A Sudanese man convicted of a 1993 terror plot against several buildings in the U.S., including the United Nations, was deported this week after serving out a more than 20 year prison sentence.
Amir Abdelghani, 59, was removed from the United States on Oct. 12 and "handed over to his home country’s authorities," U.S. Immigration and Customs Enforcement announced Friday.
He was one of 10 people convicted in 1996 of a conspiracy headed by the Egyptian cleric Sheikh Omar Abdel-Rahman to target the UN, FBI offices and other New York City landmarks.
Among those involved in the plot was Abdelghani's cousin, Fadil Abdelghani, who was sentenced to 25 years in prison for his role, and deported to Sudan in 2015.
The nascent plan would have involved car bombs at the United Nations headquarters in New York, two main tunnels into Manhattan, and the office building that houses the Federal Bureau of Investigation (FBI).
But FBI agents, relying on an informant, arrested several group members before preparations for the attack went further.
James M. Fox, head of the FBI's New York office at the time, said agents caught five of the men concocting explosives in large drums in a Queens, New York, hideout. "We entered so fast some of the subjects didn't know we were in the bomb factory until they were in handcuffs," Fox said, according to a 1993 New York Times report.

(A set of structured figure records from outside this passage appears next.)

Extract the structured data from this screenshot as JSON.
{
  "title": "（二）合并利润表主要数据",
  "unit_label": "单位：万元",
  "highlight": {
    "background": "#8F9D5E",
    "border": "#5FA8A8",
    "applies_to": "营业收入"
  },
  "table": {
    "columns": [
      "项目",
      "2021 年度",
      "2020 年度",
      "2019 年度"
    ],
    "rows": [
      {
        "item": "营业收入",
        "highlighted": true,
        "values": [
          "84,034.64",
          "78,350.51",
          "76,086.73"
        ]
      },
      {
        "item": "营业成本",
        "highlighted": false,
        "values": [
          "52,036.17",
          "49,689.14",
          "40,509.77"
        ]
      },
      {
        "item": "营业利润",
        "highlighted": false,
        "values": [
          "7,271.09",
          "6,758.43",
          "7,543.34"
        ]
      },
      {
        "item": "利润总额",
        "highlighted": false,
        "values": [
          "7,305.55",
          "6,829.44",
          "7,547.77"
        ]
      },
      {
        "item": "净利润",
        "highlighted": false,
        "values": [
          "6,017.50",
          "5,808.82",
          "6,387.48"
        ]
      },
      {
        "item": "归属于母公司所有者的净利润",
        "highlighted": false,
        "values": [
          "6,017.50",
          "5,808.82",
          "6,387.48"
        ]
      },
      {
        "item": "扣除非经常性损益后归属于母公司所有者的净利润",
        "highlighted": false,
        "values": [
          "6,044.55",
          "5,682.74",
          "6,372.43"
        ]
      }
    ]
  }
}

U.S. law enforcement was already on high alert that year, after a truck bomb placed at New York City's World Trade Center killed six people, but failed to topple the building as intended.
"The removal of this convicted terrorist is a strong declaration of ICE’s commitment to public safety and national security," said Simona Flores-Lund, ICE Enforcement and Removal Operations field office director for Philadelphia. "This removal is a victory for the United States and further emphasizes ICE’s vital role in protecting our nation."
An immigration judge ordered Abdelghani removed from the U.S. in 2001. However, immigration agents only took custody of him when his federal prison sentence finished in July 2019.